2020 yılında yaşanan bazı hadiseler sonucu Meta, Amerika’da istihdam ettiği çalışanların psikolojik destek harcamalarını karşılamayı kabul etti ve böylelikle içerik yönetimi görevinin çalışanlar açıdan ruhsal yükü olduğunu kabul etmiş oldu. California’nın San Mateo şehrinde görülen bir davada Meta’nın eski ve mevcut çalışanlarının toplam 52 milyon liralık ödenek alarak görevleri esnasında yaşadıkları sorunlardan ötürü ruh sağlığı desteğine erişmeleri sağlandı.

2022 yılındaki başka bir davada ise Facebook ile 10 bin içerik yöneticisi arasında anlaşmaya varıldı ve 85 milyon dolarlık ek ödenek kararı çıktı. Şirket, zararlı fotoğraf ve videolara gündelik olarak maruz kalan içerik yöneticilerini psikolojik zarardan korumamakla suçlanıyordu.

AÇGÖZLÜ MARK

Peki Afrika’da ne oluyor? İşler farklı yürüyor.

Kenya’da içerik yönetimi faaliyetlerini geliştirmek, Meta açısından önemsiz görülebilecek ek maliyetler barındırıyor. Kenya’da çalışan içerik yöneticilerinin saatlik ücreti ortalama iki dolar, ABD’de ise 15 ya da 16 dolar. Taşeronlar aracılığıyla çalışan Meta, çalışanların sağlık sigortası ya da ulaşım giderlerinden dahi muaf kalıyor.

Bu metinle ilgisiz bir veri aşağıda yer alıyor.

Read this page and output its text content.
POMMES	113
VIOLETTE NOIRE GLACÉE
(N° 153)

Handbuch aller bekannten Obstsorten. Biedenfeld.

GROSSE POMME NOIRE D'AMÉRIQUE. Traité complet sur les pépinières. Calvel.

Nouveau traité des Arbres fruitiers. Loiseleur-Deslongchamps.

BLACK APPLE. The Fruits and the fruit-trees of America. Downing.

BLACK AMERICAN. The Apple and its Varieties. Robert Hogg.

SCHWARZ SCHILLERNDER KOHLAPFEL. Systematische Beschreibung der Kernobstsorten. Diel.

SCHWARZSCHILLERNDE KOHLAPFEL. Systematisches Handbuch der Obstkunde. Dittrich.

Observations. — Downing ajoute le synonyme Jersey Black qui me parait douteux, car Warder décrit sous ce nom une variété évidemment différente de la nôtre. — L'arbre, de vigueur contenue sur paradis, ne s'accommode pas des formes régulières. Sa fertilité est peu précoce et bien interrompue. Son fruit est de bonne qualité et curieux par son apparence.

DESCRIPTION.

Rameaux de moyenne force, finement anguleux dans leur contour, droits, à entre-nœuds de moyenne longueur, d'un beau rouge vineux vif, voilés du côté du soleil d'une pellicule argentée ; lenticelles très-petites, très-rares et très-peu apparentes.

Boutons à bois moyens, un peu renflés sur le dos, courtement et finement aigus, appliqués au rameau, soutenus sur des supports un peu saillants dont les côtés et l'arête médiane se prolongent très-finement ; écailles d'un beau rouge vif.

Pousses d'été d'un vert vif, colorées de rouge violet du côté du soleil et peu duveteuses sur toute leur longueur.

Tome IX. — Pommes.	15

Çalışanlar gündelik olarak şiddet içeriklerine maruz kalıyorlar. Cinayet, işkence ve tecavüz videolarına gündelik olarak tanıklık etmek, insan psikolojisinde yıkıcı etkiler yaratıyor. Dahası, Kenya merkezli çalışan içerik yöneticileri günde 16 dolara denk gelen maaşlarıyla, ailelerini geçindirmenin de mücadelesini veriyorlar. Kenya’ya misafir işçi olarak gelenlerin işi daha da zor. Ya bu işi yapmaya devam edeceksiniz, ya da çalışma izniniz iptal edildiği için ülkeyi terk etmek zorunda kalacaksınız.

Dark’ın sözlerine göre “Facebook, içerik yöneticilerini taşeronlarda çalıştırmak yerine doğrudan istihdam etme yolunca gidebilir. Bu kişilere Menlo Park’ta çalışan Facebook çalışanları ile benzer düzeyde maaşlar ve haklar tanımlayabilir” diyor.

İçerik yöneticilerinin Facebook’un gündelik işleyişinde ne kadar önemli bir rol üstlendikleri açık. Dolayısıyla sormamız gereken, Mark Zuckerberg’in, kendisine milyarlarca dolar kazandıran bu önemli görevi neden görmezden gelmeyi seçtiği. Maalesef açgözlülükten başka bir gerekçe bulmak güç.